RAGE-dependent and -independent mechanism of HMGB1-mediated events and the inhibitory effects of TM and TM-derived peptides. (A and B) Skin inflammation was induced in the mouse ear using UV irradiation. C57/BL6 mice (RAGE^+/+; white bars) received rhs-TM alone, sRAGE alone, or TM-derived peptides (each at 100 nmol/kg; i.p.) combined with sRAGE (25 nmol/kg; i.p.) at 1 hour and 12 hours after exposure to UV irradiation (n = 8 per group).
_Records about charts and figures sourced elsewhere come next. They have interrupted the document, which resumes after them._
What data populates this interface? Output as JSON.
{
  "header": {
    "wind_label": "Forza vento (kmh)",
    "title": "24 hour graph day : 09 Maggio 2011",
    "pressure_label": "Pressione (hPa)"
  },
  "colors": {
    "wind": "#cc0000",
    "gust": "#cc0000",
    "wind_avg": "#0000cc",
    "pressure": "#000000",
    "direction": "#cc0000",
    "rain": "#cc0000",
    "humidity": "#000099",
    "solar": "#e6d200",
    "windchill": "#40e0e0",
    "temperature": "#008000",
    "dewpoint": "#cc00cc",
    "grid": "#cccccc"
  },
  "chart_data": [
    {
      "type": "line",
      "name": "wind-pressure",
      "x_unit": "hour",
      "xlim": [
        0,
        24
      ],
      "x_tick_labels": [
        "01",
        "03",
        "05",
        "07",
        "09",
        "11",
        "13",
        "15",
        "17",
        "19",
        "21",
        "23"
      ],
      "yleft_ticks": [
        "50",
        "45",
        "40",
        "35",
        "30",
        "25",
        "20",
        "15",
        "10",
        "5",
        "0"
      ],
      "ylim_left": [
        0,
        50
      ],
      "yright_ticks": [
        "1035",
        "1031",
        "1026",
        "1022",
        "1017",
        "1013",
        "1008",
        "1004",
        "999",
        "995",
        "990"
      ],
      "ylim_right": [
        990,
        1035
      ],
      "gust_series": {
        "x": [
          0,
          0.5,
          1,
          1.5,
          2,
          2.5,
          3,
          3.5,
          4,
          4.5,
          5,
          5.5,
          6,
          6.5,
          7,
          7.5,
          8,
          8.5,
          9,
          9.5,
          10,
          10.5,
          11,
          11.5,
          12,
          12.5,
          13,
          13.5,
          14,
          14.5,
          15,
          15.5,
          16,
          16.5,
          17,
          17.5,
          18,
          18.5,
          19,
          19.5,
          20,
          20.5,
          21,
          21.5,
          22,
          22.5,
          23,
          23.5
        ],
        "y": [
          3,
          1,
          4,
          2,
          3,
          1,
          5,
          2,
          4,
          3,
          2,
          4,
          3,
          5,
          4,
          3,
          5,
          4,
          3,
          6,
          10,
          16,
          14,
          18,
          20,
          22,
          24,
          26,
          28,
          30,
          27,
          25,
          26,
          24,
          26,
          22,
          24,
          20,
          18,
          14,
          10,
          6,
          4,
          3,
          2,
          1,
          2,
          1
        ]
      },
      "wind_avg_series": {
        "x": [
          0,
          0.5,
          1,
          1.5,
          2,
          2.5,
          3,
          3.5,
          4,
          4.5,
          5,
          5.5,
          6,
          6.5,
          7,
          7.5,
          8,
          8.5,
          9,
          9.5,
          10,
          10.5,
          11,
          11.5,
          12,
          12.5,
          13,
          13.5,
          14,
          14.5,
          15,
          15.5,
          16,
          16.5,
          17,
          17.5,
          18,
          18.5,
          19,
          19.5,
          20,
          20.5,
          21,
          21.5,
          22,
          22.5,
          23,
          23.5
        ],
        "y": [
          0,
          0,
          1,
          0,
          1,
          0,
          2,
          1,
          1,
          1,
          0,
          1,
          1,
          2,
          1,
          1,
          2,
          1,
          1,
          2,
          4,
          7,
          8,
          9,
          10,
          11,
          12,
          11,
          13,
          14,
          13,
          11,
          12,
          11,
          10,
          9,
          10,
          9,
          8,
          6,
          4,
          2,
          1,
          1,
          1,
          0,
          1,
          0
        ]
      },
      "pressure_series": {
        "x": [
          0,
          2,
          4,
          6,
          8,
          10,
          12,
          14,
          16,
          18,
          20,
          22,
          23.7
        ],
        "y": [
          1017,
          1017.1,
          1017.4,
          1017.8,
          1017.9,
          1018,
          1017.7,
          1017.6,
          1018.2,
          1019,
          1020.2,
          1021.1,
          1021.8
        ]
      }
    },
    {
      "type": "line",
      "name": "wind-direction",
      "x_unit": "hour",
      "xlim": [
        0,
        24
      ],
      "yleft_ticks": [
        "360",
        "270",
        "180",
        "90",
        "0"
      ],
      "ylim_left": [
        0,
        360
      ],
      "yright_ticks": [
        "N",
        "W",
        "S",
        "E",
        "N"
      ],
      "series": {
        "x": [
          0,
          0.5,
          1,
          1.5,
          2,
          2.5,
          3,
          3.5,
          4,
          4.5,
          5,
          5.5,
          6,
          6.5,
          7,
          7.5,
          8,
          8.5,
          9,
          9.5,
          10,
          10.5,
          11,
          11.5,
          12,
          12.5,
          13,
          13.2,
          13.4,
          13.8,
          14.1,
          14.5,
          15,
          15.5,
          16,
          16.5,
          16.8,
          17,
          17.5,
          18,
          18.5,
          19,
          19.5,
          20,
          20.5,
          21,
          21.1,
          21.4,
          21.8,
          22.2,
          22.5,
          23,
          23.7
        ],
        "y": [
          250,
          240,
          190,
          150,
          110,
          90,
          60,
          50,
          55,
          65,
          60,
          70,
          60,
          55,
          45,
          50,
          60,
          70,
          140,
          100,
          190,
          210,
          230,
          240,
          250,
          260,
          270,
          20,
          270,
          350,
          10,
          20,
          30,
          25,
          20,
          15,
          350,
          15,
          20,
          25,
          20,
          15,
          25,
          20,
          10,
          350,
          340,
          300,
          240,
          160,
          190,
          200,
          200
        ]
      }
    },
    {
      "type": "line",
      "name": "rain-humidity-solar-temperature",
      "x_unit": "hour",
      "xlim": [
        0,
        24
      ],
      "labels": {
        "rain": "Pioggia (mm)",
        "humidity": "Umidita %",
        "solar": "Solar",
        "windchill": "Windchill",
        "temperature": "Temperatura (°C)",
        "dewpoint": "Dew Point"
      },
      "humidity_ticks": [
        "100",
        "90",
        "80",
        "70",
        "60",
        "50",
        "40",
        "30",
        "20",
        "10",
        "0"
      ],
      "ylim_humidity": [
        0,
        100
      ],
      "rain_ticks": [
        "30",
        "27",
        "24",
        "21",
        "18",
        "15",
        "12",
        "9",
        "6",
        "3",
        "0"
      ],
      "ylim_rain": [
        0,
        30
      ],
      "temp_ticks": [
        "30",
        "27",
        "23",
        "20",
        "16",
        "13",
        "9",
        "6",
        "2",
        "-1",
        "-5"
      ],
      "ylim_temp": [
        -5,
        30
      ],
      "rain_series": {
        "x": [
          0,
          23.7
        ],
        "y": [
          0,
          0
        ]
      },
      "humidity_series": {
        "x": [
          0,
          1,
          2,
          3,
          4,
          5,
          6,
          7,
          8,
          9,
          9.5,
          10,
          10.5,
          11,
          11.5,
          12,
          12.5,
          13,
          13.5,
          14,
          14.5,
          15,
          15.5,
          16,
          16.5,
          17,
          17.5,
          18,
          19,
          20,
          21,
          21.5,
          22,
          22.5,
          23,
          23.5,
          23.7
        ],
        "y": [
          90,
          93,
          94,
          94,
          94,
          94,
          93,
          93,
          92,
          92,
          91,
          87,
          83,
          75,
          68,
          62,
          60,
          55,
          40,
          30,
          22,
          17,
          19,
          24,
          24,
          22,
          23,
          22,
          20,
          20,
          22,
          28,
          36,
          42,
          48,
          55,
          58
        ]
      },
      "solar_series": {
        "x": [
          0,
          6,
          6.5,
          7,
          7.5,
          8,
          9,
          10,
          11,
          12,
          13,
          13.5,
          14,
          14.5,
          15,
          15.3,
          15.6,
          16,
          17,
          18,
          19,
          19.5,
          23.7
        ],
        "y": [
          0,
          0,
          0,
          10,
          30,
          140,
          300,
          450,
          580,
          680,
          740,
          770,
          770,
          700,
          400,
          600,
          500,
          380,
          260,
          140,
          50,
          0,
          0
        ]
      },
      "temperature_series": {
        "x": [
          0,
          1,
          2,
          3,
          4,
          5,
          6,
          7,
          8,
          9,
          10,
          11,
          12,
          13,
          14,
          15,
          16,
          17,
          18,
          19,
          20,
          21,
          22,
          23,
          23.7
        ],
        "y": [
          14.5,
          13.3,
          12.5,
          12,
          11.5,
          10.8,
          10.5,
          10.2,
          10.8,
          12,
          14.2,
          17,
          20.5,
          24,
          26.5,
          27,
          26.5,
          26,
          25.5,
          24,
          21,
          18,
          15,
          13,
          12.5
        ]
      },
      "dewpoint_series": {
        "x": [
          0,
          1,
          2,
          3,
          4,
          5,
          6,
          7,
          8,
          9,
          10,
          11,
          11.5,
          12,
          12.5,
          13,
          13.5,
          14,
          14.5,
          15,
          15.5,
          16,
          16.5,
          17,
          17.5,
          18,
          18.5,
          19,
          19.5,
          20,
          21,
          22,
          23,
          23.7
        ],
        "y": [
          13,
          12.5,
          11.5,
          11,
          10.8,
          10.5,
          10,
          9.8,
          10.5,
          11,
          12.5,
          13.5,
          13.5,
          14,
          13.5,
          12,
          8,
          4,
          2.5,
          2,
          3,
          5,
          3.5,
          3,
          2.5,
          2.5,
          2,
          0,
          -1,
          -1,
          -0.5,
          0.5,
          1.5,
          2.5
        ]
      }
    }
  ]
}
RAGE-null mice (C57BL/6 strain; black bars) were UV irradiated and were treated with sRAGE (25 nmol/kg), rhs-TM, or TM-derived peptides (each at 100 nmol/kg; i.p.). After 3 days, ear swelling (A) and infiltrating leukocytes (B) were assessed. *P < 0.05 and **P < 0.01, compared with UV-irradiated, PBS-treated controls. ^#P < 0.05 and ^##P < 0.01, compared with UV-irradiated RAGE-null mice. (C and D) Mice (wild-type C57BL/6 and RAGE-null on the C57BL/6 background) received LPS (10 mg/kg; i.p.) alone or in the presence of TM, P-D1, P-D2+3, and PBS. (C) Effect of rhs-TM or TM-derived peptides on LPS-induced lethality. Mice received 3 i.p. doses (100 nmol/kg/mouse) of anti-HMGB1 or control IgY at 2, 12, and 24 hours after LPS challenge. (D) Mice were treated with LPS and also received either anti-HMGB1 IgY or nonimmune IgY (3 i.p. doses of 2 mg/kg/mouse of IgY at 2, 12, and 24 hours after LPS). In C and D, (–/–) indicates that RAGE-null mice were used, and (+/+) indicates that strain-matched controls were used.